In a week that has seen the NatWest Group share price retreat from levels last seen in early 2018, the Lloyds Banking Group share price has struggled to return to the levels we saw just over a year ago, prior to the Russian invasion of Ukraine.
This underperformance rather begs the question as to why Lloyds has consistently struggled to match the share price performance of its UK peer, despite being consistently more profitable over the same period of time. One reason could be Lloyds business model and the fact its fortunes closely track the ups and downs of the UK economy, particularly mortgages and consumer credit. Another reason is that historically Lloyds has always been a conservative banking organisation, with a slow and steady business model.
This morning’s Q4 and full-year numbers have borne out that steady business model with another solid performance, however the shares have still slipped back, probably on account of the more negative mood prevailing on markets today than anything else.
Statutory pre-tax profits came in at £1.76bn, slightly below consensus, however net interest margin rose to 3.22%, up from 2.98% in Q3, pushing annual interest margin up to 2.94%, a 40bps increase from 2021. Coming on top of the £1.51bn in Q3, this has pushed full-year statutory pre-tax profit up to £6.9bn, and in line with last years profit numbers. This is still a very decent performance despite high impairment costs this year which were increased again in Q4, by £465m, to stand at £1.51bn, compared to last year which saw writebacks of £1.38bn.
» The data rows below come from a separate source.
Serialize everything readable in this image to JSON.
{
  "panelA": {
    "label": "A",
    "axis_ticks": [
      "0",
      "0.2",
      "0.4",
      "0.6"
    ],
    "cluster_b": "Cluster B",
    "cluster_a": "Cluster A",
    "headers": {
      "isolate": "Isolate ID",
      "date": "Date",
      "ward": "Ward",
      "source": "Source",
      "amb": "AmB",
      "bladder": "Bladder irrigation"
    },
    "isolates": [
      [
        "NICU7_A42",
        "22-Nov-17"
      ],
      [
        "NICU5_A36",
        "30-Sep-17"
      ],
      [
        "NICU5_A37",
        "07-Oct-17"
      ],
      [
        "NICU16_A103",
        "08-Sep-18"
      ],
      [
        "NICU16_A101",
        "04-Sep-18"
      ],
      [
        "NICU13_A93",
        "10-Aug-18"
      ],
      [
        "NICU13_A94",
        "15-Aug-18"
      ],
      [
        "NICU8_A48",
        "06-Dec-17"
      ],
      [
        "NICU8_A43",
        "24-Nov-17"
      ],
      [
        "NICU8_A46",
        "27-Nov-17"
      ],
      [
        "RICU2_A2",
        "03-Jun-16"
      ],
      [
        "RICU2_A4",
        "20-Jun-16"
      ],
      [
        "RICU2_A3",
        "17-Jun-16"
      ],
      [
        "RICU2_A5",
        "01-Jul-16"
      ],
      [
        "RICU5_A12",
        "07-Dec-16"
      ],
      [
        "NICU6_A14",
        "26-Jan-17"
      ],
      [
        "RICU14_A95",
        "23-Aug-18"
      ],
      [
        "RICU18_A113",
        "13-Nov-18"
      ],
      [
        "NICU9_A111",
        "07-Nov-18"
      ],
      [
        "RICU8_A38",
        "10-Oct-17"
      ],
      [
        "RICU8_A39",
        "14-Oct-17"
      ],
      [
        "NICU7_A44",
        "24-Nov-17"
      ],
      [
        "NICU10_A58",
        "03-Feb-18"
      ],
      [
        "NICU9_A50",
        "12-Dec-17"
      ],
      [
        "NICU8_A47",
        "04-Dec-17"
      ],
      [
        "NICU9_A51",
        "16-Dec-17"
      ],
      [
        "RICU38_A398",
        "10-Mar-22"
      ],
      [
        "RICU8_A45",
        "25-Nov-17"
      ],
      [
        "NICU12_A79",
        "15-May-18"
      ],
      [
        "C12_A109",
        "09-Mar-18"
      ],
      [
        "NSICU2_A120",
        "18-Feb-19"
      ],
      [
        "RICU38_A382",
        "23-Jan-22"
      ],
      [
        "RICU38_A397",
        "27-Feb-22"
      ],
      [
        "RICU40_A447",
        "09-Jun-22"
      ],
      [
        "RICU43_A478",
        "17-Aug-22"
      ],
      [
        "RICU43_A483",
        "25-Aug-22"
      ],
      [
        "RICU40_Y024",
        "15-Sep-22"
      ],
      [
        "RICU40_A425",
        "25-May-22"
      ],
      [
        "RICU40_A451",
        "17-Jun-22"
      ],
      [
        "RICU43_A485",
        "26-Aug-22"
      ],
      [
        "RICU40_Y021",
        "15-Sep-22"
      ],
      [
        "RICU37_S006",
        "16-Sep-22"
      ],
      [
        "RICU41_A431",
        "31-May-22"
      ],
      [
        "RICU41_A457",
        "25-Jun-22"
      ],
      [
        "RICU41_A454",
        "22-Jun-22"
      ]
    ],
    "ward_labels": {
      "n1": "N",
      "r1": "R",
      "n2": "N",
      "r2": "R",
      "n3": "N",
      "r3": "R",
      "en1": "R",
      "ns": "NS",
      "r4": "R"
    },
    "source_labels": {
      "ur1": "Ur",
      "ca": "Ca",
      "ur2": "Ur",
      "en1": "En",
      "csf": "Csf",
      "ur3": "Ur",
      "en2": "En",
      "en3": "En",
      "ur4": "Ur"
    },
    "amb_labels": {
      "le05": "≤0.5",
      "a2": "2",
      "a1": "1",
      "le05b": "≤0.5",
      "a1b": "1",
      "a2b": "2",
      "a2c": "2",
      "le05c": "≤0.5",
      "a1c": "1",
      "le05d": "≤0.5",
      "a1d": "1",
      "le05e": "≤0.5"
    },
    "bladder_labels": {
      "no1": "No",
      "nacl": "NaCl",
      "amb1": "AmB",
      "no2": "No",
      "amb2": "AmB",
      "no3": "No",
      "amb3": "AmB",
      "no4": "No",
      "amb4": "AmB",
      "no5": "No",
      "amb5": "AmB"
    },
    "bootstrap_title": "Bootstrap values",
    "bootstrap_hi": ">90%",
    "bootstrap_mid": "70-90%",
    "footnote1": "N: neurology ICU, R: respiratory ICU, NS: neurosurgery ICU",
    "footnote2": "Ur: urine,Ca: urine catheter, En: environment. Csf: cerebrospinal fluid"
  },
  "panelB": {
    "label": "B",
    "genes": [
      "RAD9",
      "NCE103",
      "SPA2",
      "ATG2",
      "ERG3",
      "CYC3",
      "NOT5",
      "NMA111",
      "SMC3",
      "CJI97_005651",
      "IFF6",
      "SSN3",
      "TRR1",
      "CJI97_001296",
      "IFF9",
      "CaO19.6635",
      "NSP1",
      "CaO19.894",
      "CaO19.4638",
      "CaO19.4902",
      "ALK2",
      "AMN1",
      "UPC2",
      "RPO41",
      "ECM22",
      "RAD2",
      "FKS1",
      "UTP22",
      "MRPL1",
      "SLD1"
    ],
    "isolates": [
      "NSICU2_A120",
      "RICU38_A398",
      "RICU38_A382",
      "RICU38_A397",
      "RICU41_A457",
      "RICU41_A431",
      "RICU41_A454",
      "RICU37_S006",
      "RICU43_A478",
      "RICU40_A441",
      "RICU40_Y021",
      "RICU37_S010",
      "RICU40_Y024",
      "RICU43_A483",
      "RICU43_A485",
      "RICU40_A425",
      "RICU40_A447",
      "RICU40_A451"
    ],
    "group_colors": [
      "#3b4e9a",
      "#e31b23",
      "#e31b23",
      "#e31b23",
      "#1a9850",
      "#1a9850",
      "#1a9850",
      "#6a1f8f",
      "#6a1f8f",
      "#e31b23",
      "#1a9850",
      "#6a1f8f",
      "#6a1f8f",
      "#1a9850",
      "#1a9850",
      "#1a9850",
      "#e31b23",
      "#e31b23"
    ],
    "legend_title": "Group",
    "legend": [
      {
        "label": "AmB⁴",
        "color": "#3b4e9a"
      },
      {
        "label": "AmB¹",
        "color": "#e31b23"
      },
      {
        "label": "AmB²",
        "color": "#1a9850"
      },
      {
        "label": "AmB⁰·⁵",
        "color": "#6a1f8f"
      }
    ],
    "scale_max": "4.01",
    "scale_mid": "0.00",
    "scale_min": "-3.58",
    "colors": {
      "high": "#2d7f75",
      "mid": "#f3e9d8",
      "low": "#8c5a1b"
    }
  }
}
A final dividend of 1.6p was announced, pushing total dividend per share to 2.4p, an increase from 2p last year, with the bank implementing a new £2bn share buyback. On the business side of things, the bank increased loans and advances to customers to £454.9bn, even as customer deposits fell by £1bn to £475.3bn. One thing the bank does need to improve is its costs, which rose in Q4 to £2.56bn, pushing the total for the year to just under £9.1bn.
On the outlook, Lloyds said it expects to see net annual interest margin to improve to greater than 3.05%, up from its previous 2.8%, while operating costs are set to remain static at £9.1bn, rising to £9.2bn in 2024. In the earnings call, CEO Charlie Nunn said that there was a slightly more negative outlook for the UK economy in Q4.
On taxes, the bank paid £1.37bn and expects to pay a 27% effective tax rate for 2023, which includes the impact of the rate of the banking surcharge and the increase in corporation tax, from 19% to 25%, which are set to come into effect in April.
On shareholder returns, the bank said it expects to maintain its sustainable ordinary dividend policy, and in response to criticism that the bank has been too slow to pass on rate increases to its depositors, Nunn said the bank would pass these much more quickly through the rate cycle.